Explanation of Responses:

* If the form is filed by more than one reporting person, see Instruction 4(b)(v).
** Intentional misstatements or omissions of facts constitute Federal Criminal Violations. See 18 U.S.C. 1001 and 15 U.S.C. 78ff(a).
(1) This statement is being filed by The Goldman Sachs Group, Inc. ("GS Group") and Goldman Sachs International ("GSI" and, together with GS Group, the "Reporting Persons"). GSI is a wholly-owned subsidiary of GS Group. The Reporting Persons disclaim beneficial ownership of the securities reported herein except to the extent of their pecuniary interest therein, if any.

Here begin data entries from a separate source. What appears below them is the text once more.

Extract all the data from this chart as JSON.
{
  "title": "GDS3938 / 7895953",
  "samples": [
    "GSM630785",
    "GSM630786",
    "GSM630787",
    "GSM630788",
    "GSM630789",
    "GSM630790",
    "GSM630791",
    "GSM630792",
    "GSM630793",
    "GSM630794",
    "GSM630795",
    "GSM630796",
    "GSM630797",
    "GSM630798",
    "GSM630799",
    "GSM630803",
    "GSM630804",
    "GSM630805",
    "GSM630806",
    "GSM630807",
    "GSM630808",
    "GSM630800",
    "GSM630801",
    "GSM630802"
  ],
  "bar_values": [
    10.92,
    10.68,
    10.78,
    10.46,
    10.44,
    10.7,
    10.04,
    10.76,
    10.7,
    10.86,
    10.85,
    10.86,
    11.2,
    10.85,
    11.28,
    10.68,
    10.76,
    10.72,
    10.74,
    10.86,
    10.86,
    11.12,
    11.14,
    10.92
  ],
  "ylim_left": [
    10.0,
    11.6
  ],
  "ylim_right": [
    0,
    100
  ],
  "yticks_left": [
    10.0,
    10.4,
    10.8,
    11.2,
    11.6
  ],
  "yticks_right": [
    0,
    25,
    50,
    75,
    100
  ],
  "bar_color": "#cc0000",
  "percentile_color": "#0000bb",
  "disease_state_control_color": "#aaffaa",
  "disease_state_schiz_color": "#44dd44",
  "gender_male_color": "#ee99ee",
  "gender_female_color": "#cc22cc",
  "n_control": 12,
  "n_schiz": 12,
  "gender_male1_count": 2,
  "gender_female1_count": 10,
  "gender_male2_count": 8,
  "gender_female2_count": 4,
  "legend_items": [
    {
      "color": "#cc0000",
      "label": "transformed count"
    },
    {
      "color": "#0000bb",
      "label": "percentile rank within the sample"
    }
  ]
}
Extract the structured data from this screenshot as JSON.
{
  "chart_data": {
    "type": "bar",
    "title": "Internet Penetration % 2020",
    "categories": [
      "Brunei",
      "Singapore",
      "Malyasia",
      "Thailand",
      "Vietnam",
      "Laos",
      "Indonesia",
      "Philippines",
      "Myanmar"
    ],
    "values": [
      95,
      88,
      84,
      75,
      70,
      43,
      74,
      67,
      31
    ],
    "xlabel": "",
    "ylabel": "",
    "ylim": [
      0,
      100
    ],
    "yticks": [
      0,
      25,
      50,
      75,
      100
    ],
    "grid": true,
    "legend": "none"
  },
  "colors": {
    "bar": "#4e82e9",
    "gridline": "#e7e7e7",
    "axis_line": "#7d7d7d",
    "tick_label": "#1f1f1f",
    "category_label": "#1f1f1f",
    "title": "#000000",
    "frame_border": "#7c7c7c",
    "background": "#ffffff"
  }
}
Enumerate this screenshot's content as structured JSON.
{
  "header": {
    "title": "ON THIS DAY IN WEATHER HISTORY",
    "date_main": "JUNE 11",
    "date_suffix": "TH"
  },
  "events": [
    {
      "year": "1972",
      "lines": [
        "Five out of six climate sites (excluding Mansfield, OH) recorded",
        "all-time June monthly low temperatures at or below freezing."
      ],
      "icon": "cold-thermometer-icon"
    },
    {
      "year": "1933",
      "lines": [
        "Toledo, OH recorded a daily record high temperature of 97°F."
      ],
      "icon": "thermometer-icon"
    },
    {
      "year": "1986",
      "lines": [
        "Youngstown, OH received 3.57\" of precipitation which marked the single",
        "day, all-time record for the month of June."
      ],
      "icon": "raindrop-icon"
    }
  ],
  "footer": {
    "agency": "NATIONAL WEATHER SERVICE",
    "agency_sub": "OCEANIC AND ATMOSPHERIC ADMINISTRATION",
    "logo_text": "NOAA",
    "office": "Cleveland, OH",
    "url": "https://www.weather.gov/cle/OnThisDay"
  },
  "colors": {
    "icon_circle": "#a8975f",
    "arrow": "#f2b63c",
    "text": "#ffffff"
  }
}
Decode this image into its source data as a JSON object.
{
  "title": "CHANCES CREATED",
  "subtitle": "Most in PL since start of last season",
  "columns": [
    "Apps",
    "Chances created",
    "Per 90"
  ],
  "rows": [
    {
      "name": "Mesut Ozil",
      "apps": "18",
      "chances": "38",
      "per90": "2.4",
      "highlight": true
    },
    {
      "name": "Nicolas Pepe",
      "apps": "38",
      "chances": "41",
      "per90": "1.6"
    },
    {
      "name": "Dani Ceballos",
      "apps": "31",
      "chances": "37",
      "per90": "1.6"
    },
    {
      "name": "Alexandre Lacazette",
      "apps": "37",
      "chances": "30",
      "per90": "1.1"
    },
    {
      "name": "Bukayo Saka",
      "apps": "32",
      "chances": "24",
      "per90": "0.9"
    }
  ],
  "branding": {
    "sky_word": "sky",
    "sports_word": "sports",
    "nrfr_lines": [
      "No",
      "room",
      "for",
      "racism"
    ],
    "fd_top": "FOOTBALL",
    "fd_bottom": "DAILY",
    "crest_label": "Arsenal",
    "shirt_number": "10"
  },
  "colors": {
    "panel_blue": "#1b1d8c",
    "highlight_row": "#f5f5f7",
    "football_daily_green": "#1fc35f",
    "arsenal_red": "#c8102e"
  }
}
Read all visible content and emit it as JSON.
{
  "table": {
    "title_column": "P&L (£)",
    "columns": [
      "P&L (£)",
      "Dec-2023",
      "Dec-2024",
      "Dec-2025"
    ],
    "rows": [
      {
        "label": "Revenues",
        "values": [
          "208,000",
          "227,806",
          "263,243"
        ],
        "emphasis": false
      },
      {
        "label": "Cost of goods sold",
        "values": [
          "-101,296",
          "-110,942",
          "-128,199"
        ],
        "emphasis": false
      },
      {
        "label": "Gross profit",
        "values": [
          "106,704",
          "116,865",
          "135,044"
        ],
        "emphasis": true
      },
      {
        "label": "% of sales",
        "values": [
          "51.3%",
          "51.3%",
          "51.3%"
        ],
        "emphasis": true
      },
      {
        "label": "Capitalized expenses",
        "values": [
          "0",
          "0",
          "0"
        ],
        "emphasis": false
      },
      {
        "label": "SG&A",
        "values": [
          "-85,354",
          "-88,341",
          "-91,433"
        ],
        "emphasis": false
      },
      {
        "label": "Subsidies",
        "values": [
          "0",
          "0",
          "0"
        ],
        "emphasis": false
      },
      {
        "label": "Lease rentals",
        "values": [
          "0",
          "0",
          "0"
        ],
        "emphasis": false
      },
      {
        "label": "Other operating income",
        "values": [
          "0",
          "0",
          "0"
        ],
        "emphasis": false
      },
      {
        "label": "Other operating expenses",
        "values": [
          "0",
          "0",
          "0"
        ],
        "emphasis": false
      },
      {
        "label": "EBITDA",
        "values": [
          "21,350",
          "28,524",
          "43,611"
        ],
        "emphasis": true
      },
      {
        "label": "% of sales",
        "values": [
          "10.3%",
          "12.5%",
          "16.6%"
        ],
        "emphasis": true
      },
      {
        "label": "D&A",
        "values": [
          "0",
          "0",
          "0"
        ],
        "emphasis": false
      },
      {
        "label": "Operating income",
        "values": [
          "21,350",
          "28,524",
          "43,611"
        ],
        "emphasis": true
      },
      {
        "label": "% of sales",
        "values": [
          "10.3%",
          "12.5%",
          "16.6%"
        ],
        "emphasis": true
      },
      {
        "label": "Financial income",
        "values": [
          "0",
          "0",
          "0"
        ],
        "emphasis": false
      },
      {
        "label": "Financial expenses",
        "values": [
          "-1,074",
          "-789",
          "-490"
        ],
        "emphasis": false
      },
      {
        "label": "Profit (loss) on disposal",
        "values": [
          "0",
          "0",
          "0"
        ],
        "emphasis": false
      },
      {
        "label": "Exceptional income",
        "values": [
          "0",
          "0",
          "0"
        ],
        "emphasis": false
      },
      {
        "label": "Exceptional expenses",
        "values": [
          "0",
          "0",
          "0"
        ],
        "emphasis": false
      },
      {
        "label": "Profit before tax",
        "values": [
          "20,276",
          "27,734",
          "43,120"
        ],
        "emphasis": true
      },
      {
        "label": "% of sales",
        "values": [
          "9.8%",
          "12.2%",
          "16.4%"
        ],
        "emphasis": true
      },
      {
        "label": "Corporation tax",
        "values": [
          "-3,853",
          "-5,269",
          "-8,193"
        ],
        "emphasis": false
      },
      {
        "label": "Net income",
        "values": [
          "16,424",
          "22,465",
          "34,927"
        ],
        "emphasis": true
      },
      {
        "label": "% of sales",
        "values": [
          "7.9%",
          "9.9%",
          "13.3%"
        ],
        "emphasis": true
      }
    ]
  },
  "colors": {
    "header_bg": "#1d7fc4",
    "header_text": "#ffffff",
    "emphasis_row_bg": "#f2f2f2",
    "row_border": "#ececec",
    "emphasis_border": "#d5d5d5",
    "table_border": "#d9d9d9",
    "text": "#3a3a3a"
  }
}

(2) On June 16, 2017, GSI acquired 166,500 stock options ("Stock Options") which confers the right to subscribe for one share of Reva Medical, Inc. common stock at par value $0.0001 (the "Common Stock") at an exercise price of either: (i) $5.00, if the Stock Option is exercised before an IPO or a pre-IPO share sale with net proceeds to the issuer of greater than $25,000,000 ("Subsequent Financing"); or (ii) if the Stock Option is exercised after an IPO or Subsequent Financing has occurred, the greater of (A) the applicable Subsequent Financing Price or IPO Price (as the case may be), but in no event to exceed $7.212 and (B) $5.00.
(3) Consideration was paid jointly by the Reporting Persons for the 166,500 Stock Options and 37 8.00% Convertible Notes for total consideration of $3,700,000.
(4) On June 16, 2017, GSI acquired 37 convertible notes with a face value of $100,000 each (the "8.00% Convertible Notes") that are convertible at any time into shares of Common Stock. The conversion price for the 8.00% Convertible Notes will initially be $8.655 per share of common stock (or $0.8655 per CDI), subject to adjustment as further described in the Prospectus for Offering of Convertible Notes and Options dated April 24, 2017. The number of shares of Common Stock to be issued upon conversion of the 8.00% Convertible Notes is determined by dividing the face value of the 8.00% Convertible Note converted by the conversion price in effect on the conversion date.
(5) GS Group may be deemed to beneficially own indirectly, an aggregate face value of $3,700,000 of the 8.00% Convertible Notes and 166,500 Stock Options by reason of GSI's direct beneficial ownership of the 8.00% Convertible Notes and the Stock Options.